Posey found that the best way to deal with the situation was to stay tuned in to the on-field proceedings. Though it seems clear her son will end up being chosen in the draft, that doesn't mean she was exactly comfortable as DeVier went through work designed to boost his standing in the draft.

"It's exciting but it's also strategic," Posey said. "You try to pay attention to things. I think it's probably more exciting for my sisters and brothers and aunts and uncles and cousins than it is exciting for me. For me, it's paying attention to who's writing what, what teams are looking at him, what time did he run, how high did he jump.

"At this point, as a parent, you're a little statistician."

While keeping up on things helped keep Posey involved in the proceedings, she couldn't help but think about the closing of one portion of her son's life. In many ways, the day served as a goodbye for those players who were going through 40-yard dashes, three-cone drills, bench presses and position drills.

Though some players will continue to work out in Columbus in the coming weeks, this was their last big event held under the auspices of Ohio State as Buckeye athletes. It was the same way for the parents.

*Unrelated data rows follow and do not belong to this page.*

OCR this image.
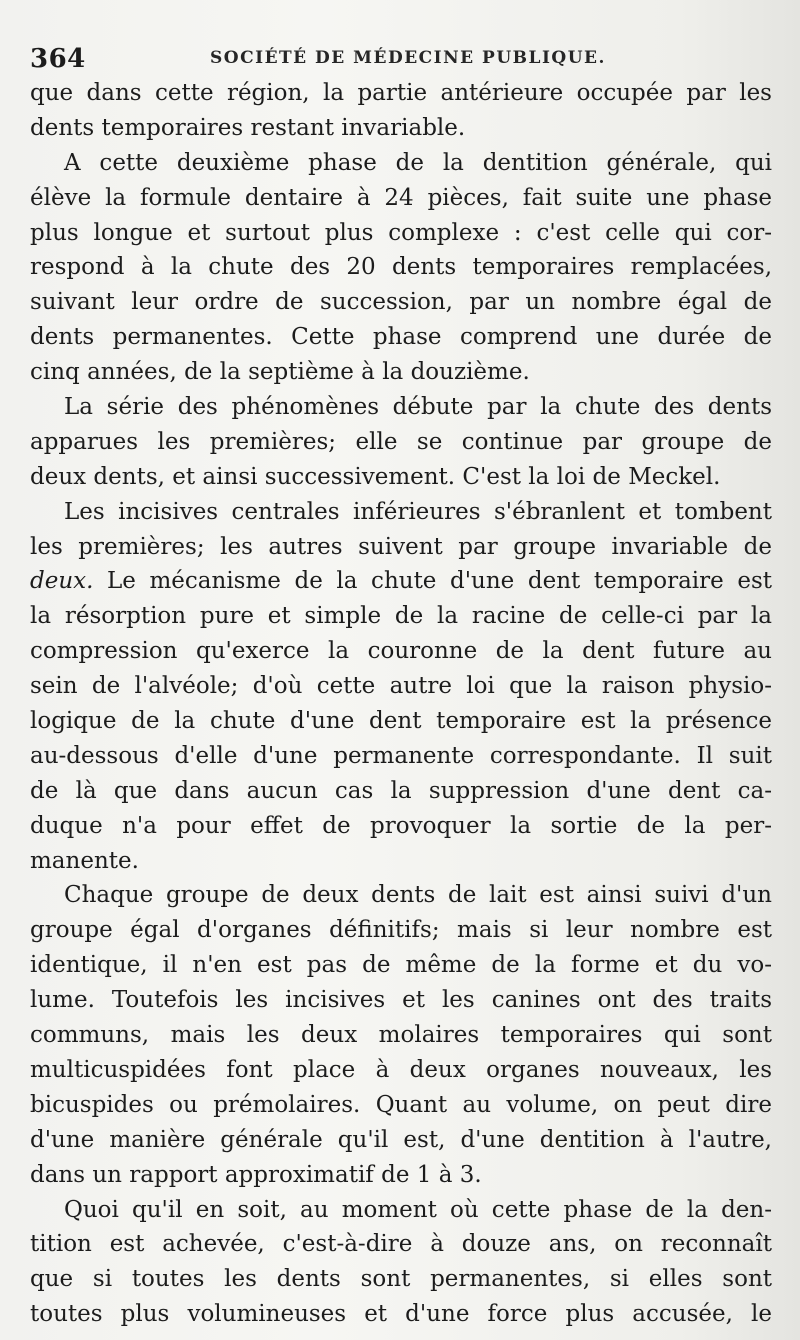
364	SOCIÉTÉ DE MÉDECINE PUBLIQUE.
que dans cette région, la partie antérieure occupée par les
dents temporaires restant invariable.
A cette deuxième phase de la dentition générale, qui
élève la formule dentaire à 24 pièces, fait suite une phase
plus longue et surtout plus complexe : c'est celle qui cor-
respond à la chute des 20 dents temporaires remplacées,
suivant leur ordre de succession, par un nombre égal de
dents permanentes. Cette phase comprend une durée de
cinq années, de la septième à la douzième.
La série des phénomènes débute par la chute des dents
apparues les premières; elle se continue par groupe de
deux dents, et ainsi successivement. C'est la loi de Meckel.
Les incisives centrales inférieures s'ébranlent et tombent
les premières; les autres suivent par groupe invariable de
deux. Le mécanisme de la chute d'une dent temporaire est
la résorption pure et simple de la racine de celle-ci par la
compression qu'exerce la couronne de la dent future au
sein de l'alvéole; d'où cette autre loi que la raison physio-
logique de la chute d'une dent temporaire est la présence
au-dessous d'elle d'une permanente correspondante. Il suit
de là que dans aucun cas la suppression d'une dent ca-
duque n'a pour effet de provoquer la sortie de la per-
manente.
Chaque groupe de deux dents de lait est ainsi suivi d'un
groupe égal d'organes définitifs; mais si leur nombre est
identique, il n'en est pas de même de la forme et du vo-
lume. Toutefois les incisives et les canines ont des traits
communs, mais les deux molaires temporaires qui sont
multicuspidées font place à deux organes nouveaux, les
bicuspides ou prémolaires. Quant au volume, on peut dire
d'une manière générale qu'il est, d'une dentition à l'autre,
dans un rapport approximatif de 1 à 3.
Quoi qu'il en soit, au moment où cette phase de la den-
tition est achevée, c'est-à-dire à douze ans, on reconnaît
que si toutes les dents sont permanentes, si elles sont
toutes plus volumineuses et d'une force plus accusée, le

"This is a little more emotional than Senior Night," Posey said. "This is the last thing he'll do at Ohio State, so it's my last hurrah in the Woody, last time seeing him run around and doing his thing in here."

With such emotions swirling, some parents chose to look back – and not just at the last four years.

"Just today, to be honest with you, I was thinking about when he was playing pee-wee ball," Herron said. "He started out on the Little Browns as a running back. To be able to look at the time between that time and now, there's a lot of memories. We're very appreciative that he was able to compete at that level. We're very happy that he was able to come back and compete and more importantly graduate and to be considered by some NFL teams."

For both Herron and Posey, this is their second time going through the same process. Dan's older brother, David Jr., played at Michigan State and went through the work of trying to impress NFL teams in 2007. A linebacker, David Jr. was undrafted but ended up signing with the Minnesota Vikings, and he has played for five NFL teams in his career.

In the Posey family, older brother Julian played at Ohio University and exhausted his eligibility a season ago. Julian wasn't drafted but spent 2011 on the New York Jets practice squad.

"This is year No. 2 for me," Julie Posey said. "His brother went through the process last year. He didn't go to the combine, but he did Pro Day and all of that. I think I learned a lot last year, what to watch for, so when you get to the draft we're not sitting here in an unrealistic place. We're sitting there knowing what the realistic expectations are so that we go about it in a healthy way."

Both Dan Herron and DeVier Posey went through the trials and tribulations of the scandal that cost each at least half of the 2011 regular season and also culminated with the resignation of head coach Jim Tressel, but each returned to the field as promised to Tressel. Herron also has already graduated, while Posey is set to do so March 18.

"I'm so proud of him because he came here and finished," Julie Posey said. "He came here and did four years of academics – well three years and three quarters, because he's graduating early – and four years of football. He came here and did everything he came here to do, and he finished and he finished strong. I'm really proud of him. He's a good kid."

Now, the parents just hope their sons just don't end up too far away.

"It would be nice to keep him in Ohio," Herron said with a laugh.